Friday, 13 June 2008


LONDON, June 12 (AFP): A meeting due June 22 in Saudi Arabia for the world's biggest oil producers and consumers to discuss record-high crude prices will be at head-of-state level, OPEC chief Abdullah al-Badri said Wednesday.

"The meeting in Jeddah will be the head of states and they will discuss why we have high energy prices," Badri told AFP on the sidelines of an energy conference in London.

OPEC Secretary General Badri would not be drawn on which heads of state would attend the one-day gathering announced by Saudi Arabia Tuesday, which was less than a week after the price of crude struck a record high 139.12 dollars a barrel.

The Organisation of Petroleum Exporting Countries (OPEC) maintains that the oil market is well supplied and that current prices do not reflect market fundamentals of supply and demand.

Saudi Arabia, a close Western ally, has come under huge US pressure to boost output to help end volatility in world markets that saw benchmark crude prices in New York jump close to 140 dollars a barrel last Friday.

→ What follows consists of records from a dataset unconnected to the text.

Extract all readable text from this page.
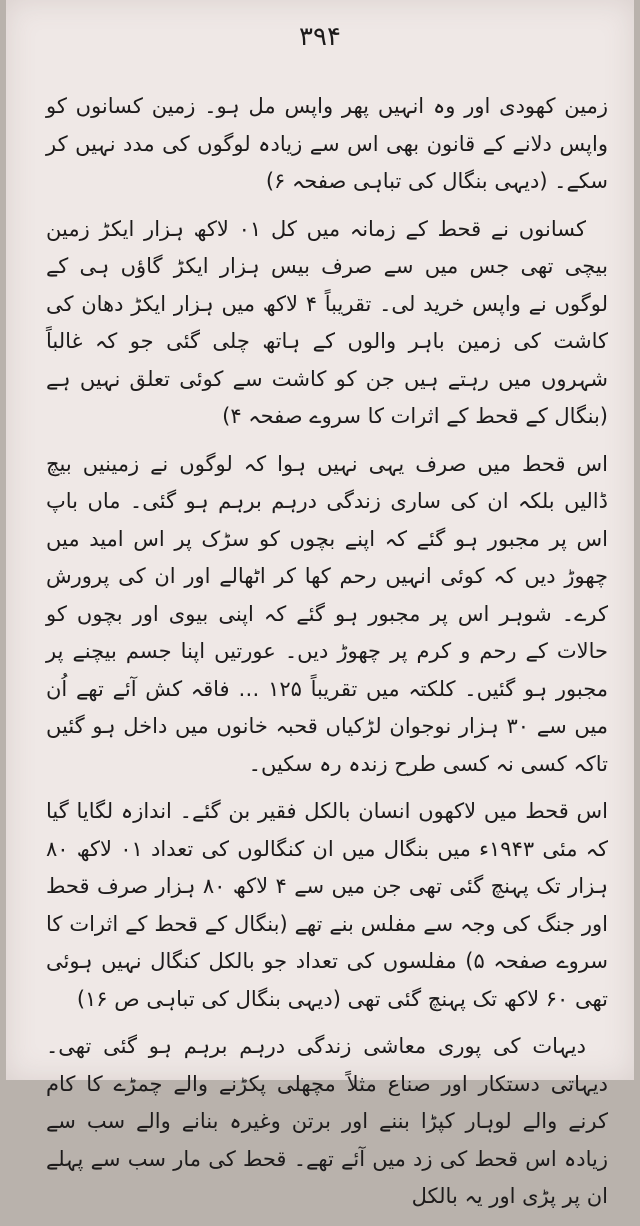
۳۹۴

زمین کھودی اور وہ انہیں پھر واپس مل ہو۔ زمین کسانوں کو واپس دلانے کے قانون بھی اس سے زیادہ لوگوں کی مدد نہیں کر سکے۔ (دیہی بنگال کی تباہی صفحہ ۶)

کسانوں نے قحط کے زمانہ میں کل ۰۱ لاکھ ہزار ایکڑ زمین بیچی تھی جس میں سے صرف بیس ہزار ایکڑ گاؤں ہی کے لوگوں نے واپس خرید لی۔ تقریباً ۴ لاکھ میں ہزار ایکڑ دھان کی کاشت کی زمین باہر والوں کے ہاتھ چلی گئی جو کہ غالباً شہروں میں رہتے ہیں جن کو کاشت سے کوئی تعلق نہیں ہے (بنگال کے قحط کے اثرات کا سروے صفحہ ۴)

اس قحط میں صرف یہی نہیں ہوا کہ لوگوں نے زمینیں بیچ ڈالیں بلکہ ان کی ساری زندگی درہم برہم ہو گئی۔ ماں باپ اس پر مجبور ہو گئے کہ اپنے بچوں کو سڑک پر اس امید میں چھوڑ دیں کہ کوئی انہیں رحم کھا کر اٹھالے اور ان کی پرورش کرے۔ شوہر اس پر مجبور ہو گئے کہ اپنی بیوی اور بچوں کو حالات کے رحم و کرم پر چھوڑ دیں۔ عورتیں اپنا جسم بیچنے پر مجبور ہو گئیں۔ کلکتہ میں تقریباً ۱۲۵ … فاقہ کش آئے تھے اُن میں سے ۳۰ ہزار نوجوان لڑکیاں قحبہ خانوں میں داخل ہو گئیں تاکہ کسی نہ کسی طرح زندہ رہ سکیں۔

اس قحط میں لاکھوں انسان بالکل فقیر بن گئے۔ اندازہ لگایا گیا کہ مئی ۱۹۴۳ء میں بنگال میں ان کنگالوں کی تعداد ۰۱ لاکھ ۸۰ ہزار تک پہنچ گئی تھی جن میں سے ۴ لاکھ ۸۰ ہزار صرف قحط اور جنگ کی وجہ سے مفلس بنے تھے (بنگال کے قحط کے اثرات کا سروے صفحہ ۵) مفلسوں کی تعداد جو بالکل کنگال نہیں ہوئی تھی ۶۰ لاکھ تک پہنچ گئی تھی (دیہی بنگال کی تباہی ص ۱۶)

دیہات کی پوری معاشی زندگی درہم برہم ہو گئی تھی۔ دیہاتی دستکار اور صناع مثلاً مچھلی پکڑنے والے چمڑے کا کام کرنے والے لوہار کپڑا بننے اور برتن وغیرہ بنانے والے سب سے زیادہ اس قحط کی زد میں آئے تھے۔ قحط کی مار سب سے پہلے ان پر پڑی اور یہ بالکل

New York's main oil futures contract, light sweet crude for July delivery, leapt 10.75 dollars a barrel Friday to 139.12 - - its biggest one-day jump ever.

Saudi Arabia, the leading member in OPEC, had first proposed the meeting of countries and oil company bosses Monday.

The United States, the world's biggest consumer of energy, has said it plans to attend and the guest list is also to include leading investment bankers and financiers, who are held responsible by OPEC for driving up the price of oil through speculation.

European countries, the European Commission, the International Energy Agency-the energy watchdog for industrialised countries-and the heads of investment banks Morgan Stanley and Goldman Sachs have also been invited.

Another report from Singapore adds: World oil prices fell in volatile Asian trade Thursday after rising earlier following a US government report that showed American crude reserves dipped for the fourth week in a row.

New York's main oil futures contract, light sweet crude for July delivery, was 98 cents lower at 135.40 dollars a barrel after trading as high as 136.99 in the morning.

The contract jumped 5.07 dollars to close at 136.38 on the New York Mercantile Exchange on Wednesday.